1

In Solr I have a field dedicated to URLs. The URL field can be anywhere up to 2000 in length. However, I only ever need to search the first 200 characters.

Example URL: https://www.google.co.uk/search/2014/here/?q=help+me&oq=stackoverflow&aqs=c

I've experimented over the last 2 weeks with Grams and various combinations of Tokenizers to no avail. I always seem to fall short. I would provide examples but they are all standard so no point cluttering this with non-working types.

The main problem seems to be with how Solr deals with punctuation. It treats non-A-z/0-9 characters as separators. How do I disable this for a field?

For example I can search: 'google' and get the correct result, but when I search 'google.co' nothing comes back. Same problem with most of the non-A-z/0-9 characters, it seems to treat them as a separator.

Everything needs to be *wildcard*searchable from 4char strings up to 200 char strings.

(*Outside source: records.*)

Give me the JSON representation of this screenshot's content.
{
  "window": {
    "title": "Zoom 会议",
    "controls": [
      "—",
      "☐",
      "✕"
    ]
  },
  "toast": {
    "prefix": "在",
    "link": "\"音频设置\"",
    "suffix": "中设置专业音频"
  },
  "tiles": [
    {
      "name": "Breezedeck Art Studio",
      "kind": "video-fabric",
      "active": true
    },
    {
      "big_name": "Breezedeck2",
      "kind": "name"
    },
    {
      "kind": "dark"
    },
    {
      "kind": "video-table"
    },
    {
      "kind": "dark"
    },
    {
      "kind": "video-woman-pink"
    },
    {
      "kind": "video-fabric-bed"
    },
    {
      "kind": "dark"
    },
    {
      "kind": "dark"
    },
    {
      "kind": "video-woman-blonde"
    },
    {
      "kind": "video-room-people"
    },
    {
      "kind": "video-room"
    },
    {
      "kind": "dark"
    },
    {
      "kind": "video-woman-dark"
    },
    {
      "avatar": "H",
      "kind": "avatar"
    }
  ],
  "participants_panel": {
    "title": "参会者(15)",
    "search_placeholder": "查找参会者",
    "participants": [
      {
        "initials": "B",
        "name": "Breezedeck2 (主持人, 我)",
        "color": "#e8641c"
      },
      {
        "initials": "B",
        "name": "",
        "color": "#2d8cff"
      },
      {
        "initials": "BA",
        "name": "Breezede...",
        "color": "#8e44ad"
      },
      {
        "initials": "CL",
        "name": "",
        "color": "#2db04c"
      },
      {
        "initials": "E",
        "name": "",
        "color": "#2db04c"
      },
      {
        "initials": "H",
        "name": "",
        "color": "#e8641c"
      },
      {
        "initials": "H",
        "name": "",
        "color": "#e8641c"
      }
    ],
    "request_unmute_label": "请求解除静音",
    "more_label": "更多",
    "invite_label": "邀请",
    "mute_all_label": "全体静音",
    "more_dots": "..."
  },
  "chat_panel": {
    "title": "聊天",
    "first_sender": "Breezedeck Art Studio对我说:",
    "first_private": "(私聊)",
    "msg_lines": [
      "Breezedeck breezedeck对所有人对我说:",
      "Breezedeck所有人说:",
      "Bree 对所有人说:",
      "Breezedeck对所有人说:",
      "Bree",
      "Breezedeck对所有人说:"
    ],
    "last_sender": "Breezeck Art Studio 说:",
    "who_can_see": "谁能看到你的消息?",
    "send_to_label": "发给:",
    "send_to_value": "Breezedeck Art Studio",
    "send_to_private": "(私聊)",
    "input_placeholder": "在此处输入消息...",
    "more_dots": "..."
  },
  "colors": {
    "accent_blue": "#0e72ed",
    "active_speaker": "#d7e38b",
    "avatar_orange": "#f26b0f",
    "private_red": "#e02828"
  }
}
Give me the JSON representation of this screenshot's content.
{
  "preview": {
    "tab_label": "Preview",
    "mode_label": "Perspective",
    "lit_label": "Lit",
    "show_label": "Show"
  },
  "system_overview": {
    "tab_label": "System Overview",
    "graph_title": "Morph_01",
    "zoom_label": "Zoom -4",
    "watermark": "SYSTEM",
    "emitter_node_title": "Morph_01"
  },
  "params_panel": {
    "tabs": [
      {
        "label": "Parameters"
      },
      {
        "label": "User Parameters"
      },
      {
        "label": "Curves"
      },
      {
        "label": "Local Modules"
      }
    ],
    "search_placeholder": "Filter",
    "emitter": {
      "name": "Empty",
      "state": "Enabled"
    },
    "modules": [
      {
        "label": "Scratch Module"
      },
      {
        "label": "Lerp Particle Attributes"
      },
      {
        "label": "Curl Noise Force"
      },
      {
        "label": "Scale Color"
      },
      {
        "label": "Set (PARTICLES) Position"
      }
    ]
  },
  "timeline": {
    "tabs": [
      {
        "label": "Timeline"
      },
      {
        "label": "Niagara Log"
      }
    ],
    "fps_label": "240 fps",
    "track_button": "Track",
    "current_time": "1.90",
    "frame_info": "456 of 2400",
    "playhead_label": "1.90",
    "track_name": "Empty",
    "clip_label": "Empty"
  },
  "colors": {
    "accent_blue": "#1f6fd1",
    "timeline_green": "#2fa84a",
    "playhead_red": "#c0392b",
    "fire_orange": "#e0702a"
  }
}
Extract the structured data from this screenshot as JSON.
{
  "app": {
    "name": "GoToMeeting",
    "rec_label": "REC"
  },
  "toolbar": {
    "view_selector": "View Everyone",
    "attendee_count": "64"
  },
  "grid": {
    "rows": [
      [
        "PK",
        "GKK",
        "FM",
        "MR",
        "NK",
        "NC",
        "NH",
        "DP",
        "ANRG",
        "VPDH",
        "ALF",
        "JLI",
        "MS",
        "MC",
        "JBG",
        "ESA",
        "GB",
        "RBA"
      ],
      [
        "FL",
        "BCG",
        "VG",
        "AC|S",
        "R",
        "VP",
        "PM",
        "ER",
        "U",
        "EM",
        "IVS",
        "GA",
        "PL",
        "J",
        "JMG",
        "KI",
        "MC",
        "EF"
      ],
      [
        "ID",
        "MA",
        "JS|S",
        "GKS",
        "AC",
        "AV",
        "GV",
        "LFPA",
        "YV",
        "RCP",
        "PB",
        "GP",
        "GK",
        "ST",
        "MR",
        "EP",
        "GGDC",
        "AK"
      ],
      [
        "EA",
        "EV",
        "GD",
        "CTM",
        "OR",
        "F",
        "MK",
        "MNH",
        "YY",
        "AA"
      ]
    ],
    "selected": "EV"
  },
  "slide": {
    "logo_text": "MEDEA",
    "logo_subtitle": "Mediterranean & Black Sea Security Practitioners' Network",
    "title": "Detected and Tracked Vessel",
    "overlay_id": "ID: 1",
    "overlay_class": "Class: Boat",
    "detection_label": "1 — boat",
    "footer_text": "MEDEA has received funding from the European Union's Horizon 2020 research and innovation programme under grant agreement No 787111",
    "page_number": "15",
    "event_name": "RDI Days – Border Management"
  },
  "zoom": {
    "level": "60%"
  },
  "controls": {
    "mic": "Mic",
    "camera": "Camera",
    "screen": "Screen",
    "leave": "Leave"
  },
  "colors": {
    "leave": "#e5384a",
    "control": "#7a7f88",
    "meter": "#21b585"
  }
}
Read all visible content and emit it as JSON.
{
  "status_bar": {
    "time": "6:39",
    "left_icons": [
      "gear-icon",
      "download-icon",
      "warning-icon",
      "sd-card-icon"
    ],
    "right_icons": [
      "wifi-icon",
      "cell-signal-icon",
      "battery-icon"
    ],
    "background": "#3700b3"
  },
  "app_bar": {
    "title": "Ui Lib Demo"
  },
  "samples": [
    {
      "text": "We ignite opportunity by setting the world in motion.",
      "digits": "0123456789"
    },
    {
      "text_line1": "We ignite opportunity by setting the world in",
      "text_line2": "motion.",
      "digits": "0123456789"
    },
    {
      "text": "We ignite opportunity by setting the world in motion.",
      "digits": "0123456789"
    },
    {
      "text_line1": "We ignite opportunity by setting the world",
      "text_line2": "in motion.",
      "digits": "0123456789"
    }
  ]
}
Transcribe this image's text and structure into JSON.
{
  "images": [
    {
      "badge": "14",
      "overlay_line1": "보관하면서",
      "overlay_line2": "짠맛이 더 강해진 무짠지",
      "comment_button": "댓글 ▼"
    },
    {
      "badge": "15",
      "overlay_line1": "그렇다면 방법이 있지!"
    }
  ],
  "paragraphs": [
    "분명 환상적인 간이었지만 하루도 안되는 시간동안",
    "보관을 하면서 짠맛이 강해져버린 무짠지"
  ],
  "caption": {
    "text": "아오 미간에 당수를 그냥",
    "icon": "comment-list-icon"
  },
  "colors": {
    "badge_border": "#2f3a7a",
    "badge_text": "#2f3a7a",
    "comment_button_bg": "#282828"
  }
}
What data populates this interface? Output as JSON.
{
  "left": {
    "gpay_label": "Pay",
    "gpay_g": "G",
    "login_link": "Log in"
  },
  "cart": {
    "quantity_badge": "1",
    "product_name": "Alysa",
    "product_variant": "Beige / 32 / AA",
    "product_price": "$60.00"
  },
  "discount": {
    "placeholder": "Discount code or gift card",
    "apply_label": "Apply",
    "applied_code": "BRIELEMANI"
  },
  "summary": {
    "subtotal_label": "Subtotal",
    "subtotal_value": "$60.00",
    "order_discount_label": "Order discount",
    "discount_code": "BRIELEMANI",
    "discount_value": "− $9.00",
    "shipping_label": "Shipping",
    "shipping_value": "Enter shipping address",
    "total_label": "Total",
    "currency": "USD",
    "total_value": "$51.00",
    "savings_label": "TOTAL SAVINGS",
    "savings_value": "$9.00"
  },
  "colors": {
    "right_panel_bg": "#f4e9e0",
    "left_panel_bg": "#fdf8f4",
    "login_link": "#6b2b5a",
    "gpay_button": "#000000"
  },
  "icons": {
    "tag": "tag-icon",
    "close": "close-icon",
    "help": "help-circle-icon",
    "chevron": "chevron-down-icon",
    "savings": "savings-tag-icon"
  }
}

So the following search terms would return the above result. '&aqs','ow&aqs=','ps://www.goo','q=help+','2014/he'... etc

How would you define a field type for the URL wildcard use case?

user1516606
  • 69
  • 2
  • 11
  • What type did you use for that field? Looks like you're using text where string would be more apropiate. – soulcheck Apr 04 '14 at 22:57
  • Thanks soulcheck, Indeed I am using text. I will try string and get back with results. I assumed string was only used for exact matching without performing tokenization. ( http://stackoverflow.com/questions/7175619/apache-solr-string-or-text ) – user1516606 Apr 04 '14 at 23:02
  • Nah, you can do [regex searches](http://1opensourcelover.wordpress.com/2013/09/29/solr-regex-tutorial/). The only difference being search vs token or whole string. I'm not sure about performance though. – soulcheck Apr 04 '14 at 23:05
  • Oh brilliant, will do some testing and report back. Performance could be an issue as I have almost 6million fields to search through. – user1516606 Apr 04 '14 at 23:07
  • I mean it's hard to imagine any index that would support arbitrary regexes. – soulcheck Apr 04 '14 at 23:09
  • I'm afraid it seems 'string' is not an option, it's just too slow. Any other ideas? – user1516606 Apr 04 '14 at 23:37
  • Do you really need arbitrary strings? Maybe there is some tokenization scheme you could employ that would help constructing the inverted index? – soulcheck Apr 05 '14 at 00:45
  • For the first 200 characters, everything needs to be searchable. I can see tokenization working somehow. This is very possible I'm seeing my use-case in use with an online service (they won't tell me how it's done). It's just a matter of finding out how. The idea is simple, to search within the first 200 chars of a URL for any string match 4-200 chars in length. How would you go about doing that? – user1516606 Apr 05 '14 at 04:43
  • Maybe you're trying to solve the wrong problem? Why would you want to search for arbitrary string in the url? In what situation would `'ps://www.goo'` or `'2014/he'` be search terms? – soulcheck Apr 06 '14 at 20:57
  • It's for an advance search function for finding similar URLs. Meaning certain random patterns that may seem arbitrary will actually be a pattern for finding other similar URLs in the database. – user1516606 Apr 07 '14 at 05:22
  • Still, you're probably better off tokenizing urls to protocol, path segments, parameters and their values and fragments and searching for similarities using those tokens. I mean 'page=14' is similar to 'age=14' in string to string comparison, but is something totally different semantically. – soulcheck Apr 07 '14 at 07:30

1 Answers1

0

You can use a string field for your url and use a filter that cuts it off to 200 characters.It can be a regex expressions also to keep only 200 characters for that field.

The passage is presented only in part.